Multi-language NLUs

Multi-language projects support a multilingual language model. This means that phrases and entity examples can be added in multiple languages under the same model, intent or entity.

Arabic, Simplified Chinese, Traditional Chinese, English, French, German, Italian, Japanese, Korean, Dutch, Polish, Portuguese, Spanish, Thai, Turkish, RussianCheck built-in entities for more details regarding support for entity detection

Using Multi-language NLU

The user can create intentions with training phrases in different languages. This allows multi-lingual bots to be built efficiently, using a single model that benefits from multiple language training phrases.

Example intent

See the example of a multilingual intent below:

Multilingual NLU recognizes intents regardless of the user utterances language (if they are supported languages). For example, users can prepare training phrases in English and French, but the NLU will also recognize user utterances in German.


The more training phrases from the given language, the higher the level of recognition.

Setting up multi-language NLU

When creating a new project, select the “multi” option.

The new project will now handle different languages in the NLU module.

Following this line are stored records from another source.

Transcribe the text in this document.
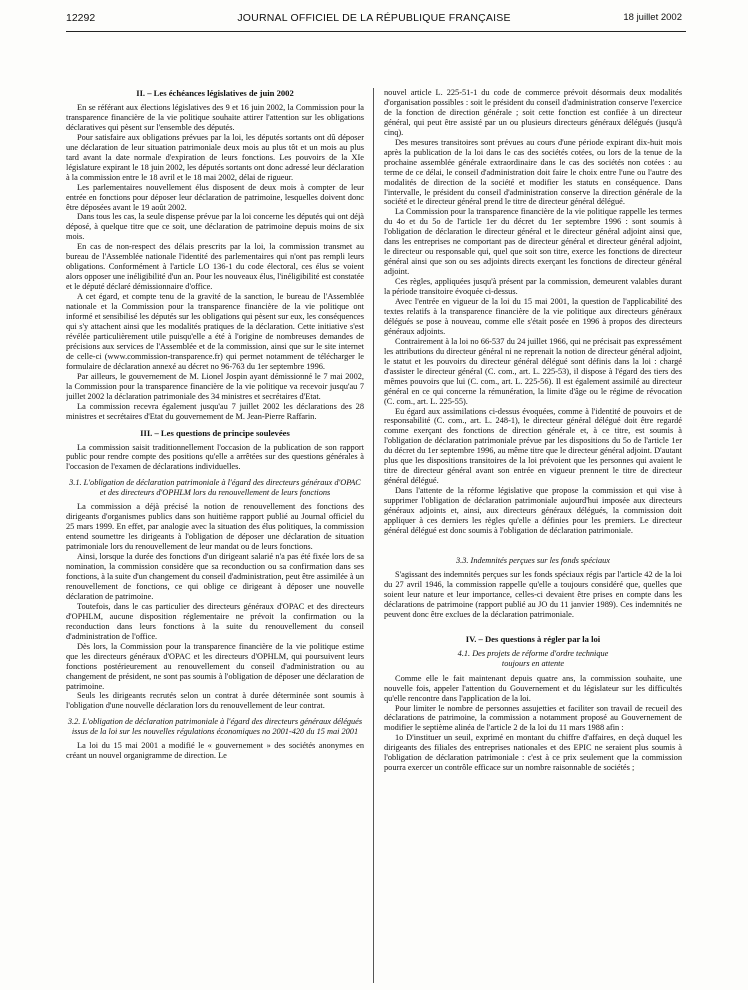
12292	JOURNAL OFFICIEL DE LA RÉPUBLIQUE FRANÇAISE	18 juillet 2002
II. – Les échéances législatives de juin 2002

En se référant aux élections législatives des 9 et 16 juin 2002, la Commission pour la transparence financière de la vie politique souhaite attirer l'attention sur les obligations déclaratives qui pèsent sur l'ensemble des députés.

Pour satisfaire aux obligations prévues par la loi, les députés sortants ont dû déposer une déclaration de leur situation patrimoniale deux mois au plus tôt et un mois au plus tard avant la date normale d'expiration de leurs fonctions. Les pouvoirs de la XIe législature expirant le 18 juin 2002, les députés sortants ont donc adressé leur déclaration à la commission entre le 18 avril et le 18 mai 2002, délai de rigueur.

Les parlementaires nouvellement élus disposent de deux mois à compter de leur entrée en fonctions pour déposer leur déclaration de patrimoine, lesquelles doivent donc être déposées avant le 19 août 2002.

Dans tous les cas, la seule dispense prévue par la loi concerne les députés qui ont déjà déposé, à quelque titre que ce soit, une déclaration de patrimoine depuis moins de six mois.

En cas de non-respect des délais prescrits par la loi, la commission transmet au bureau de l'Assemblée nationale l'identité des parlementaires qui n'ont pas rempli leurs obligations. Conformément à l'article LO 136-1 du code électoral, ces élus se voient alors opposer une inéligibilité d'un an. Pour les nouveaux élus, l'inéligibilité est constatée et le député déclaré démissionnaire d'office.

A cet égard, et compte tenu de la gravité de la sanction, le bureau de l'Assemblée nationale et la Commission pour la transparence financière de la vie politique ont informé et sensibilisé les députés sur les obligations qui pèsent sur eux, les conséquences qui s'y attachent ainsi que les modalités pratiques de la déclaration. Cette initiative s'est révélée particulièrement utile puisqu'elle a été à l'origine de nombreuses demandes de précisions aux services de l'Assemblée et de la commission, ainsi que sur le site internet de celle-ci (www.commission-transparence.fr) qui permet notamment de télécharger le formulaire de déclaration annexé au décret no 96-763 du 1er septembre 1996.

Par ailleurs, le gouvernement de M. Lionel Jospin ayant démissionné le 7 mai 2002, la Commission pour la transparence financière de la vie politique va recevoir jusqu'au 7 juillet 2002 la déclaration patrimoniale des 34 ministres et secrétaires d'Etat.

La commission recevra également jusqu'au 7 juillet 2002 les déclarations des 28 ministres et secrétaires d'Etat du gouvernement de M. Jean-Pierre Raffarin.

III. – Les questions de principe soulevées

La commission saisit traditionnellement l'occasion de la publication de son rapport public pour rendre compte des positions qu'elle a arrêtées sur des questions générales à l'occasion de l'examen de déclarations individuelles.

3.1. L'obligation de déclaration patrimoniale à l'égard des directeurs généraux d'OPAC et des directeurs d'OPHLM lors du renouvellement de leurs fonctions

La commission a déjà précisé la notion de renouvellement des fonctions des dirigeants d'organismes publics dans son huitième rapport publié au Journal officiel du 25 mars 1999. En effet, par analogie avec la situation des élus politiques, la commission entend soumettre les dirigeants à l'obligation de déposer une déclaration de situation patrimoniale lors du renouvellement de leur mandat ou de leurs fonctions.

Ainsi, lorsque la durée des fonctions d'un dirigeant salarié n'a pas été fixée lors de sa nomination, la commission considère que sa reconduction ou sa confirmation dans ses fonctions, à la suite d'un changement du conseil d'administration, peut être assimilée à un renouvellement de fonctions, ce qui oblige ce dirigeant à déposer une nouvelle déclaration de patrimoine.

Toutefois, dans le cas particulier des directeurs généraux d'OPAC et des directeurs d'OPHLM, aucune disposition réglementaire ne prévoit la confirmation ou la reconduction dans leurs fonctions à la suite du renouvellement du conseil d'administration de l'office.

Dès lors, la Commission pour la transparence financière de la vie politique estime que les directeurs généraux d'OPAC et les directeurs d'OPHLM, qui poursuivent leurs fonctions postérieurement au renouvellement du conseil d'administration ou au changement de président, ne sont pas soumis à l'obligation de déposer une déclaration de patrimoine.

Seuls les dirigeants recrutés selon un contrat à durée déterminée sont soumis à l'obligation d'une nouvelle déclaration lors du renouvellement de leur contrat.

3.2. L'obligation de déclaration patrimoniale à l'égard des directeurs généraux délégués issus de la loi sur les nouvelles régulations économiques no 2001-420 du 15 mai 2001

La loi du 15 mai 2001 a modifié le « gouvernement » des sociétés anonymes en créant un nouvel organigramme de direction. Le

nouvel article L. 225-51-1 du code de commerce prévoit désormais deux modalités d'organisation possibles : soit le président du conseil d'administration conserve l'exercice de la fonction de direction générale ; soit cette fonction est confiée à un directeur général, qui peut être assisté par un ou plusieurs directeurs généraux délégués (jusqu'à cinq).

Des mesures transitoires sont prévues au cours d'une période expirant dix-huit mois après la publication de la loi dans le cas des sociétés cotées, ou lors de la tenue de la prochaine assemblée générale extraordinaire dans le cas des sociétés non cotées : au terme de ce délai, le conseil d'administration doit faire le choix entre l'une ou l'autre des modalités de direction de la société et modifier les statuts en conséquence. Dans l'intervalle, le président du conseil d'administration conserve la direction générale de la société et le directeur général prend le titre de directeur général délégué.

La Commission pour la transparence financière de la vie politique rappelle les termes du 4o et du 5o de l'article 1er du décret du 1er septembre 1996 : sont soumis à l'obligation de déclaration le directeur général et le directeur général adjoint ainsi que, dans les entreprises ne comportant pas de directeur général et directeur général adjoint, le directeur ou responsable qui, quel que soit son titre, exerce les fonctions de directeur général ainsi que son ou ses adjoints directs exerçant les fonctions de directeur général adjoint.

Ces règles, appliquées jusqu'à présent par la commission, demeurent valables durant la période transitoire évoquée ci-dessus.

Avec l'entrée en vigueur de la loi du 15 mai 2001, la question de l'applicabilité des textes relatifs à la transparence financière de la vie politique aux directeurs généraux délégués se pose à nouveau, comme elle s'était posée en 1996 à propos des directeurs généraux adjoints.

Contrairement à la loi no 66-537 du 24 juillet 1966, qui ne précisait pas expressément les attributions du directeur général ni ne reprenait la notion de directeur général adjoint, le statut et les pouvoirs du directeur général délégué sont définis dans la loi : chargé d'assister le directeur général (C. com., art. L. 225-53), il dispose à l'égard des tiers des mêmes pouvoirs que lui (C. com., art. L. 225-56). Il est également assimilé au directeur général en ce qui concerne la rémunération, la limite d'âge ou le régime de révocation (C. com., art. L. 225-55).

Eu égard aux assimilations ci-dessus évoquées, comme à l'identité de pouvoirs et de responsabilité (C. com., art. L. 248-1), le directeur général délégué doit être regardé comme exerçant des fonctions de direction générale et, à ce titre, est soumis à l'obligation de déclaration patrimoniale prévue par les dispositions du 5o de l'article 1er du décret du 1er septembre 1996, au même titre que le directeur général adjoint. D'autant plus que les dispositions transitoires de la loi prévoient que les personnes qui avaient le titre de directeur général avant son entrée en vigueur prennent le titre de directeur général délégué.

Dans l'attente de la réforme législative que propose la commission et qui vise à supprimer l'obligation de déclaration patrimoniale aujourd'hui imposée aux directeurs généraux adjoints et, ainsi, aux directeurs généraux délégués, la commission doit appliquer à ces derniers les règles qu'elle a définies pour les premiers. Le directeur général délégué est donc soumis à l'obligation de déclaration patrimoniale.

3.3. Indemnités perçues sur les fonds spéciaux

S'agissant des indemnités perçues sur les fonds spéciaux régis par l'article 42 de la loi du 27 avril 1946, la commission rappelle qu'elle a toujours considéré que, quelles que soient leur nature et leur importance, celles-ci devaient être prises en compte dans les déclarations de patrimoine (rapport publié au JO du 11 janvier 1989). Ces indemnités ne peuvent donc être exclues de la déclaration patrimoniale.

IV. – Des questions à régler par la loi
4.1. Des projets de réforme d'ordre technique
toujours en attente

Comme elle le fait maintenant depuis quatre ans, la commission souhaite, une nouvelle fois, appeler l'attention du Gouvernement et du législateur sur les difficultés qu'elle rencontre dans l'application de la loi.

Pour limiter le nombre de personnes assujetties et faciliter son travail de recueil des déclarations de patrimoine, la commission a notamment proposé au Gouvernement de modifier le septième alinéa de l'article 2 de la loi du 11 mars 1988 afin :

1o D'instituer un seuil, exprimé en montant du chiffre d'affaires, en deçà duquel les dirigeants des filiales des entreprises nationales et des EPIC ne seraient plus soumis à l'obligation de déclaration patrimoniale : c'est à ce prix seulement que la commission pourra exercer un contrôle efficace sur un nombre raisonnable de sociétés ;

Unfortunately, once a project is created on the platform with a specific language code for the NLU, it is not possible to switch to a different language NLU directly. However, there is a workaround to modify the NLU of your project. Please follow the steps below carefully:

  1. Export the project and extract the contents of the downloaded file by unzipping it.
  2. Locate the "project.json" file within the extracted folder.
  3. Open the "project.json" file using a text editor of your choice.
  4. Search for the field that designates the language, typically indicated as "en" for English or "pl" for Polish.
  5. Replace the existing "en" value with your desired language code.
  6. Save the modified "project.json" file.
  7. Compress the folder containing the updated files back into a ZIP.
  8. Import the newly created ZIP back into the platform to apply the NLU changes.

By following these steps, you can implement the desired changes to the NLU configuration of your project.



By re-importing the modified project, it's important to note that it is technically considered a new project, which means you will need to retrain the NLU.